As I understand the circuit, the "usual" state of the DETECT-pin (interrupt pin 2, in code 0 for some reason -- IRQ0 -- but it works anyway) is GND. As soon as the optocoupler sees a phase change the driving voltage is too low to trigger the diodes on the other end - so the internal pull-up of the arduino should pull the DETECT-pin to high. (btw we tried an external 8.2k-pullup as well, same result). The interrupt routine should trigger the timer then AND our variable j++. It doesn't though - j remains at 0 as it was initially. The timer isn't triggered either since there's no ouput (that part of the circuit works).

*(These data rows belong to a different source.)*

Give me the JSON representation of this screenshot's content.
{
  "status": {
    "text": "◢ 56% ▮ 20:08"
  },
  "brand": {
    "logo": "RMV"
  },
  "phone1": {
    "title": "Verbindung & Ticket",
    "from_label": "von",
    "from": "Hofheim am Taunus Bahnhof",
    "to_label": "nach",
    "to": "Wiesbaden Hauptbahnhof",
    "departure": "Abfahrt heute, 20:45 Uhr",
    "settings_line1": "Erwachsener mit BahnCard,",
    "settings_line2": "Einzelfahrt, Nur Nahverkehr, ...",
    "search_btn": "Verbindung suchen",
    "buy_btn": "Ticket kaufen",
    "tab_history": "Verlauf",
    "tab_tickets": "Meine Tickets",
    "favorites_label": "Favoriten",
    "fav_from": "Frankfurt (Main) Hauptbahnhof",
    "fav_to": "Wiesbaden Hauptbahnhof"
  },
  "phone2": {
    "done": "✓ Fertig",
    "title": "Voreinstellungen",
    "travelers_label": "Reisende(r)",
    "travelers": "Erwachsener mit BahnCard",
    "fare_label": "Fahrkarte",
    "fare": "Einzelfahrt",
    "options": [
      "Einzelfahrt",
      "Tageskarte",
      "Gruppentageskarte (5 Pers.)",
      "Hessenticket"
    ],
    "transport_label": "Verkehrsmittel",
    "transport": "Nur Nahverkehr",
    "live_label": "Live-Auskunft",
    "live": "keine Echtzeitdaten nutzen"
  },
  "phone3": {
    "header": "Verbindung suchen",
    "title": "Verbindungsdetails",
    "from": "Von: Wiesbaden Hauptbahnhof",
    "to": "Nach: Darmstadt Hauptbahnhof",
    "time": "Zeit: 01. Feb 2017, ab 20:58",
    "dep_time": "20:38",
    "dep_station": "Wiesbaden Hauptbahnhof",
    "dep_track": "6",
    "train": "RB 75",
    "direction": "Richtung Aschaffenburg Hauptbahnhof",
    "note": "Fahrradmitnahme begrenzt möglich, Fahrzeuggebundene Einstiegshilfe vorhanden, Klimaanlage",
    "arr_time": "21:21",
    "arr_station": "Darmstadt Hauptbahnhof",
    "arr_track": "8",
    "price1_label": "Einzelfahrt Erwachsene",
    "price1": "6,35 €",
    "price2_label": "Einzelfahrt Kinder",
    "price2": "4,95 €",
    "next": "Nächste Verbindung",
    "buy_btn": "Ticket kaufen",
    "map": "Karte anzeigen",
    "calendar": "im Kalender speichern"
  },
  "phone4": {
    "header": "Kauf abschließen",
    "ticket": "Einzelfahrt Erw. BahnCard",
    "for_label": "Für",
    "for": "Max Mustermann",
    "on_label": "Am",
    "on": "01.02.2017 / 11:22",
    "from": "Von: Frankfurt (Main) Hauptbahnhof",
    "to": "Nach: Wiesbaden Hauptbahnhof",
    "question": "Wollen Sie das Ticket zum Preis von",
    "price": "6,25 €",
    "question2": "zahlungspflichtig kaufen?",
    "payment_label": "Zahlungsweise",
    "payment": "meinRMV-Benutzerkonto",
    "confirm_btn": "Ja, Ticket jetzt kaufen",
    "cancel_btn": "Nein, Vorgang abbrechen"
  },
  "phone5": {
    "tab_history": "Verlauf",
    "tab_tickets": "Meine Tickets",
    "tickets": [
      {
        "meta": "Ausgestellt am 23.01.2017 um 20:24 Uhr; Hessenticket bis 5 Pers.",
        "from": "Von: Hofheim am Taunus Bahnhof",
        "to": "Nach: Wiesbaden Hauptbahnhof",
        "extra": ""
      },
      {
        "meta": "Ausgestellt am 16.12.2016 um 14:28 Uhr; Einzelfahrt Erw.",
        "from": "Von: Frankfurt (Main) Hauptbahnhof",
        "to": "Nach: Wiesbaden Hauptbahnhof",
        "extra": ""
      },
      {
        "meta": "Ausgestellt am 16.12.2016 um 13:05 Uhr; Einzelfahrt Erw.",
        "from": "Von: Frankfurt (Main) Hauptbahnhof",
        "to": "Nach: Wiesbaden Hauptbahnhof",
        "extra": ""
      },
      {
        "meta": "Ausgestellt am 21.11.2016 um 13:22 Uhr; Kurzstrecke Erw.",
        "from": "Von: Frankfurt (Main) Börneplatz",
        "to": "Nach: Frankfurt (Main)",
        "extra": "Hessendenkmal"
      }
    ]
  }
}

What's sort of weird is that the value DOES change when we unplug the 230V-cable from the circuit - it jumps to some random value (45 or so) - I guess unplugging means a few on-offs. So some form of detection between no voltage and voltage is there - which means it shouldn't be completely bricked (I hope).
any help would be great, we're out of ideas.
best regards,
wiseman
p.s. the schematic doesn't mention that it is important that the MT2 pin of the triac has to be the one connected to the triac-driving-opto, NOT MT1 - which we didn't know at first and only found out after some research. That part of the circuit works (we can turn a lamp on and off).